After graduating from the program in the summer of 2014, Bryan was released from prison with $50 and a bus ticket. He remembers the novelty of seeing cell phones, credit cards, and so many flavors of Doritos at the gas station he and his family stopped at on his way home. He was introduced to Google, email and other technologies. He realized that the world had moved on without him.
“I was incarcerated for more than two decades,” Bryan says. “Twenty-one years, eight months and one day … That’s 7,945 days total.”
Shortly after his release, Bryan was offered a job with PEP; this time, he would be participating from the other side of the bars. He was hired as a transitional coordinator, helping men get back on their feet after their release. Then he was promoted to an executive relations manager where he worked directly with the executive volunteers for the program. In April, he was promoted to CEO of the organization. He says that PEP and God have given him a second chance at life—and he intends to make it count.
Bryan and the rest of the PEP team have big ambitions for the future of the organization. Expansion efforts include a larger presence in Texas and growing to other interested states like Oklahoma, Ohio, Pennsylvania, Indiana and North Carolina. A program geared specifically toward female inmates is also in the works. Ultimately, the organization aims to be the national leader in reentry, giving reformed individuals a second chance.
While PEP teaches business skills and develops character, it ultimately gives participants a new personal identity. Upon release, men who were once only known as convicted felons are now businessmen, entrepreneurs and contributing members of society—labels many of them have never known.
Rick Davidson, AKA Sweet Macauly Culkin, is one of those men. Arrested in July 2009 for conspiracy to commit aggravated robbery, he joined PEP with a mission: to build a business that will keep kids of incarcerated parents off the same track. Having grown up with a father who was in and out of jail, and now with three kids of his own, Davidson’s inspiration was personal.
“I know what it’s like to be a kid left behind and I know what it’s like to be a dad that leaves his kids behind,” Davidson said. “I know the pain on both sides. And I want that cycle to stop.”
100% of PEP graduates secure jobs within 90 days of their release, though most have a job lined up within 20. Many go on to start their own businesses, like print shops, landscaping services and construction companies. Since the program’s inception nearly 15 years ago, PEP graduates have launched more than 350 businesses, with the top six grossing more than one million dollars last year.
Perhaps the most important outcome of PEP is the effect it has on recidivism. According to the National Institute of Justice, the national recidivism rate is 67.8 percent within three years of release, and Texas’ rate is between 24 to 28 percent. PEP’s recidivism rate is just 7.5 percent. This is likely because PEP’s efforts don’t stop at the prison gates; the organization also provides halfway houses, schooling and networking opportunities for program graduates once they are released to help get them back on their feet and stay on the right track.

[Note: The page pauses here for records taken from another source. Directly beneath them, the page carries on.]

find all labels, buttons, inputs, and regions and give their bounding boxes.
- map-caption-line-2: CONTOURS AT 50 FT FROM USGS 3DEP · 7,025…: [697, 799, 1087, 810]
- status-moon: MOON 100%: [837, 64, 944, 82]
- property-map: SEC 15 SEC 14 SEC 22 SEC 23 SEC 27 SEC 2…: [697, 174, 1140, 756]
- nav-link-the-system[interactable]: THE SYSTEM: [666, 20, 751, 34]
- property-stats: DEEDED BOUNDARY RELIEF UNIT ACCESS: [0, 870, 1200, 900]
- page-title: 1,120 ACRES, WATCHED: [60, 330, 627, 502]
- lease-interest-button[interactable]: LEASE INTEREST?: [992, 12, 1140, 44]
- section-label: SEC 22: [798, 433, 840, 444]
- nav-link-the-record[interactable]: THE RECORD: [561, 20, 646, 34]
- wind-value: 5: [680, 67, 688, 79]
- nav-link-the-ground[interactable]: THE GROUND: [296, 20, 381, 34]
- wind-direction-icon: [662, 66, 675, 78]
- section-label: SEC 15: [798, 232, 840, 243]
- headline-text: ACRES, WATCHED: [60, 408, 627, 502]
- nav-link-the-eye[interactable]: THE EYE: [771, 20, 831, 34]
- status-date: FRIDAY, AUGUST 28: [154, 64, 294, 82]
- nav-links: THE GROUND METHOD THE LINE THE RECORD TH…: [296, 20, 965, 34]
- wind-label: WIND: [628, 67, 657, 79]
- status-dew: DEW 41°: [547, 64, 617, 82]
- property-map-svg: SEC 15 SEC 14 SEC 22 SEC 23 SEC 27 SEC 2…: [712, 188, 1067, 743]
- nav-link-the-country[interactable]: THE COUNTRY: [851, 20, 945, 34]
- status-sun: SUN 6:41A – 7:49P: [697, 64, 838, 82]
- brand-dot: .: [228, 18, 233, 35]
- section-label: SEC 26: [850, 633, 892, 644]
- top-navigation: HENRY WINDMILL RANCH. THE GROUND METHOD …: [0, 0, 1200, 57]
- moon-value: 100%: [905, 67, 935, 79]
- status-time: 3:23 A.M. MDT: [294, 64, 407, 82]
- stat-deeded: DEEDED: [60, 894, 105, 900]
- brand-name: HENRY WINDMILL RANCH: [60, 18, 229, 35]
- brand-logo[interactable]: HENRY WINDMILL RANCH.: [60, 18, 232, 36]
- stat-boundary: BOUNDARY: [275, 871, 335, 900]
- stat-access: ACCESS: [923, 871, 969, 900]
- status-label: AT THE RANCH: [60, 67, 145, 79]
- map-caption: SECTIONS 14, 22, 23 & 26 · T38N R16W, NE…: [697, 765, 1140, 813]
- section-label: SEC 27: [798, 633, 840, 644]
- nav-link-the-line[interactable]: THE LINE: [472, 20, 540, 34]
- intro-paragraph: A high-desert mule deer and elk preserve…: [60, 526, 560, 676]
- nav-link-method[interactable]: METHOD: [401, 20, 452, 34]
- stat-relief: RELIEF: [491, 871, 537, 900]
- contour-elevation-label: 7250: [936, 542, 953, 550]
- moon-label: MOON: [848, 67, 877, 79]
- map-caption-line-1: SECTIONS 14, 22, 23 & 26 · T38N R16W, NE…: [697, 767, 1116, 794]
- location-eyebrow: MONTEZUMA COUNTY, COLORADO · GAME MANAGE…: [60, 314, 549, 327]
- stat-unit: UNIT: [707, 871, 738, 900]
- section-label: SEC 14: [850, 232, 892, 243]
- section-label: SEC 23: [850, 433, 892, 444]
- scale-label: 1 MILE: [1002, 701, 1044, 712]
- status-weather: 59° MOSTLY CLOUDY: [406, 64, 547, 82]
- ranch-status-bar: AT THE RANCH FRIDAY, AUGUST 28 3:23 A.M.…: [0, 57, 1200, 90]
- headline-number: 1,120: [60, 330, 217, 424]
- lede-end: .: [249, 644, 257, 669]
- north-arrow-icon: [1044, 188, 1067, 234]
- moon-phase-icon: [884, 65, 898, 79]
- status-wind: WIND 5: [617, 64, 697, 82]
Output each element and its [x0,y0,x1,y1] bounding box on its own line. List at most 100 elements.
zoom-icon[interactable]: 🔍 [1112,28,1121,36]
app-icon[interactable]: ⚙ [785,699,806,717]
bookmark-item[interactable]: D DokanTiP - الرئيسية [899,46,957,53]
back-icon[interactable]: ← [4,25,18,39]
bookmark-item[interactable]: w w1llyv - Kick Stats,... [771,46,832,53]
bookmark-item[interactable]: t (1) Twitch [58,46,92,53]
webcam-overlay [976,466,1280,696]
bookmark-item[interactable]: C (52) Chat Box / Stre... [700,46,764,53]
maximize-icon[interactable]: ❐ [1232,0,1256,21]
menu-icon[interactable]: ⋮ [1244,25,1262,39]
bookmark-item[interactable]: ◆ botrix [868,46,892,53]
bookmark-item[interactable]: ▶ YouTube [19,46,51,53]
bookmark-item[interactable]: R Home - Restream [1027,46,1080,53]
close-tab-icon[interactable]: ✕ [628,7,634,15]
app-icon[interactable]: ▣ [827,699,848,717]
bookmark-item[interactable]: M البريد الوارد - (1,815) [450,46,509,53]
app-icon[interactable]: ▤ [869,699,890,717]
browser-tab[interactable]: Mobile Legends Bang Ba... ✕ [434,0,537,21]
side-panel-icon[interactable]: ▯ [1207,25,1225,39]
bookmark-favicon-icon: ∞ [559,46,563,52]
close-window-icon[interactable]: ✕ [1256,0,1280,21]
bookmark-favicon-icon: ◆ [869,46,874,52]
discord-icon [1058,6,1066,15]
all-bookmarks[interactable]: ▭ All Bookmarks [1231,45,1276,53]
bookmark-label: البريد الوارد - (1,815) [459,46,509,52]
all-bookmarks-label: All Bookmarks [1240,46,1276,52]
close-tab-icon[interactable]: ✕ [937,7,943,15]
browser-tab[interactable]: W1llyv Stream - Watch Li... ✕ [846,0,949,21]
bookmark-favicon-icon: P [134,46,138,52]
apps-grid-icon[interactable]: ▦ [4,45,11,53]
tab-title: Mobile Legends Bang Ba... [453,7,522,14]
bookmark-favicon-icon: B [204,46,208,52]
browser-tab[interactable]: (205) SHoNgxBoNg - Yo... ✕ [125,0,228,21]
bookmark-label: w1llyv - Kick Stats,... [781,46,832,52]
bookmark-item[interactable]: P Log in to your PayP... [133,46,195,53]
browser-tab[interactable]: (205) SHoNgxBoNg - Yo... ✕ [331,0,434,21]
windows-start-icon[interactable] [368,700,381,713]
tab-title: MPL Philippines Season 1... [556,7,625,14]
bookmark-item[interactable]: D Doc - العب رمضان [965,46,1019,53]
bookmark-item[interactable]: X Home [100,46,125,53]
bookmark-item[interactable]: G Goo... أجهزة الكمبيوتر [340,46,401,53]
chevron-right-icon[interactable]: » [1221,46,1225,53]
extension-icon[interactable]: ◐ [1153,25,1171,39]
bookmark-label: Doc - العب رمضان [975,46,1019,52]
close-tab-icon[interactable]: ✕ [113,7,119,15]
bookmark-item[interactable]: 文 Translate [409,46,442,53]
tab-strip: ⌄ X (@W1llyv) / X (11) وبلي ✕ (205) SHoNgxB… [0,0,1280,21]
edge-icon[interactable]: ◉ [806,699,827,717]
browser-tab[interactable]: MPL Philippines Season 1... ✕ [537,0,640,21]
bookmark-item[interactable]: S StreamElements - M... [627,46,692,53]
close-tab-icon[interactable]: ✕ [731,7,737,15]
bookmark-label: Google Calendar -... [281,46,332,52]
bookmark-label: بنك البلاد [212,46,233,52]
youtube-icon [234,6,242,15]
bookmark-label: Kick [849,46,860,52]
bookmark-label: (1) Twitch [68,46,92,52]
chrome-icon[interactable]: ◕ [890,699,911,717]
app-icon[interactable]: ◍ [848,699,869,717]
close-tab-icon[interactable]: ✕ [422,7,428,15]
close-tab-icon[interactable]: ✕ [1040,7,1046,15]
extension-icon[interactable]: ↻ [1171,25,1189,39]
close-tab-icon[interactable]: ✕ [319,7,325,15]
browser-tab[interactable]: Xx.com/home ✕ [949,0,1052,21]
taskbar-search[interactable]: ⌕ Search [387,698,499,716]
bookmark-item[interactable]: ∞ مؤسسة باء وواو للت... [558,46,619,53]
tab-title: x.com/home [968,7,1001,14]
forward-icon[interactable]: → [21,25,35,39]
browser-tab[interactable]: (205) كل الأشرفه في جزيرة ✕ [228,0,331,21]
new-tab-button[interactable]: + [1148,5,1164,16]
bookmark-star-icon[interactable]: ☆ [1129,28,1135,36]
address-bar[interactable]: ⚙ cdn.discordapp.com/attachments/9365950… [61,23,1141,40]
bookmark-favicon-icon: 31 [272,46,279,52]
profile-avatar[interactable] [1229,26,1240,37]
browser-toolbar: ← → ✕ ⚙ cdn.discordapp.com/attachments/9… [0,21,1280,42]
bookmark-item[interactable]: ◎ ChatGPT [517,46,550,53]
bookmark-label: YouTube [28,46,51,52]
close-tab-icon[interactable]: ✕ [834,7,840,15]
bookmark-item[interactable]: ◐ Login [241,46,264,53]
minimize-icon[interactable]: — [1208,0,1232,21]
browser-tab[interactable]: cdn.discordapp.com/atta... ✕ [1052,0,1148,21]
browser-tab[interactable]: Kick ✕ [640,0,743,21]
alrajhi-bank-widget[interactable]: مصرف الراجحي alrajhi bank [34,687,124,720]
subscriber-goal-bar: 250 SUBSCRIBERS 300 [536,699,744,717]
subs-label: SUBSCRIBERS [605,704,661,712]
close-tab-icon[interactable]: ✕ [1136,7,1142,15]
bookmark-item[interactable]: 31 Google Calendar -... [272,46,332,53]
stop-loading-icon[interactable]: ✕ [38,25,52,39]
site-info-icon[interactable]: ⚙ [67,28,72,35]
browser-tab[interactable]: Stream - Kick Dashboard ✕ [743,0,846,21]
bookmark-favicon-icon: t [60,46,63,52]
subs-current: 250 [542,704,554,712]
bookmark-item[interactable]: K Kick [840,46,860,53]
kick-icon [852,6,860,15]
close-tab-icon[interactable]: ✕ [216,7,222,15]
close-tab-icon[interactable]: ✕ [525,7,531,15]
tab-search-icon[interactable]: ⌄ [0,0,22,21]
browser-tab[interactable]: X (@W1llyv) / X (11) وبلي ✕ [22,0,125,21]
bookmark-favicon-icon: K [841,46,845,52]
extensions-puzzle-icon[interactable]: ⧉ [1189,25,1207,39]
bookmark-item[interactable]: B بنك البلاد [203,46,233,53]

“I envision the day when there is not such a stigma regarding returning citizens … A day when they are offered a legitimate second chance unencumbered by biases and prejudices,” Bryan says. “I foresee transformed lives, restored families, and rebuilt communities.”
As the PEP Think Tank event comes to an end at the Venus Unit, the men, again sitting on one side of the room with the volunteers sitting on the other, profusely thank the volunteers for their time and guidance. Many cry. One man looks down at his shoes and vulnerably tells he volunteers he would like to be just like them someday. The volunteers cry, too.